José Miguel Insulza es un hombre de oficio y experiencia que puede ser mencionado entre la élite de la clase política latinoamericana de los últimos 20 años. Su manejo, desde posiciones relevantes del Gobierno chileno, de la crisis provocada por la detención de Pinochet en Londres a finales de los años noventa, es un ejemplo de voluntad, intuición y pragmatismo, sus mejores cualidades.
Esos méritos le son reconocidos desde hace tiempo por sus compatriotas y por muchos de sus colegas en la región. Y por eso su elección, hace cinco años, como secretario general de la Organización de los Estados Americanos (OEA) fue recibida como una buena oportunidad. La oposición de Estados Unidos sólo se justificaba entonces por la lógica hostilidad de una Administración ultraconservadora hacia un dirigente de credenciales socialistas.
Insulza fue reelegido ayer por aclamación para un nuevo mandato de cinco años, pero esta vez la decisión no es tanto la consecuencia de las virtudes del candidato como la prueba de las carencias de la OEA y de los países que la integran. Es de suponer que Insulza no habrá perdido sus habilidades y es posible, por tanto, que sea capaz de hacer un buen trabajo. Pero no es por eso por lo que él se ha presentado ni es por eso por lo que ha sido elegido.
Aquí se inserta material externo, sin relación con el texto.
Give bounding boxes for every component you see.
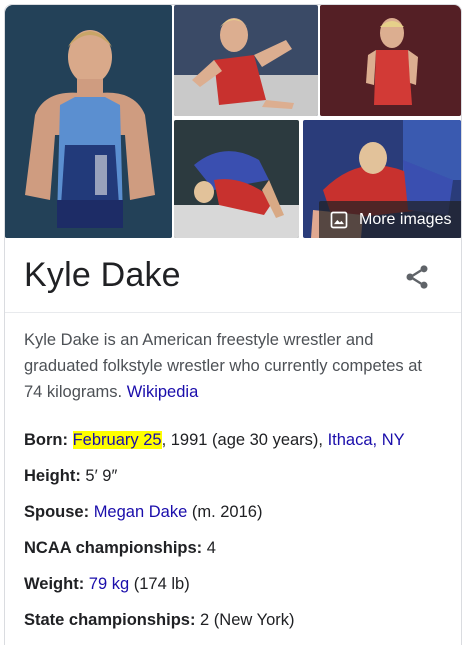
weight-link[interactable]: 79 kg — [89, 575, 129, 593]
fact-value: 4 — [206, 539, 216, 557]
fact-weight: Weight: 79 kg (174 lb) — [24, 573, 454, 609]
more-images-label: More images — [359, 210, 452, 228]
born-rest: , 1991 (age 30 years), — [161, 431, 328, 449]
fact-value: 2 (New York) — [200, 611, 295, 629]
fact-value: 5′ 9″ — [85, 467, 118, 485]
fact-label: State championships: — [24, 611, 196, 629]
gallery-image-throw[interactable] — [174, 120, 299, 238]
entity-title: Kyle Dake — [24, 256, 181, 294]
fact-born: Born: February 25, 1991 (age 30 years), … — [24, 429, 454, 465]
gallery-image-celebrating[interactable] — [174, 5, 318, 116]
knowledge-panel: More images Kyle Dake Kyle Dake is an Am… — [4, 4, 462, 645]
share-button[interactable] — [403, 263, 431, 291]
gallery-image-red-singlet[interactable] — [320, 5, 461, 116]
wikipedia-link[interactable]: Wikipedia — [127, 383, 199, 401]
main-image[interactable] — [5, 5, 172, 238]
facts-list: Born: February 25, 1991 (age 30 years), … — [24, 429, 454, 645]
spouse-rest: (m. 2016) — [187, 503, 263, 521]
image-gallery: More images — [5, 5, 461, 239]
fact-label: Weight: — [24, 575, 85, 593]
fact-height: Height: 5′ 9″ — [24, 465, 454, 501]
weight-rest: (174 lb) — [129, 575, 190, 593]
fact-label: Height: — [24, 467, 81, 485]
more-images-button[interactable]: More images — [319, 201, 461, 238]
fact-label: Born: — [24, 431, 68, 449]
share-icon — [406, 265, 428, 289]
fact-spouse: Spouse: Megan Dake (m. 2016) — [24, 501, 454, 537]
description-text: Kyle Dake is an American freestyle wrest… — [24, 331, 423, 401]
fact-label: Spouse: — [24, 503, 90, 521]
image-icon — [329, 210, 349, 230]
spouse-link[interactable]: Megan Dake — [94, 503, 188, 521]
fact-ncaa-championships: NCAA championships: 4 — [24, 537, 454, 573]
born-place-link[interactable]: Ithaca, NY — [328, 431, 405, 449]
title-row: Kyle Dake — [5, 239, 461, 313]
born-date-link[interactable]: February 25 — [72, 431, 162, 449]
entity-description: Kyle Dake is an American freestyle wrest… — [24, 327, 444, 405]
fact-label: NCAA championships: — [24, 539, 203, 557]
Insulza ha optado a la reelección porque no pudo cumplir sus aspiraciones de ser candidato presidencial en Chile, como pretendió afanosamente durante una buena parte de su primer mandato en la OEA. No asumirá el puesto movido, como la primera vez, por el ánimo de demostrar sus condiciones como estadista y ganar prestigio y fama internacional. Seguirá, quizá animado a lavar su imagen ante algunos que la han ensuciado, pero sobre todo para prolongar durante cinco años una vida política que, de otra forma, hubiera llegado a su fin.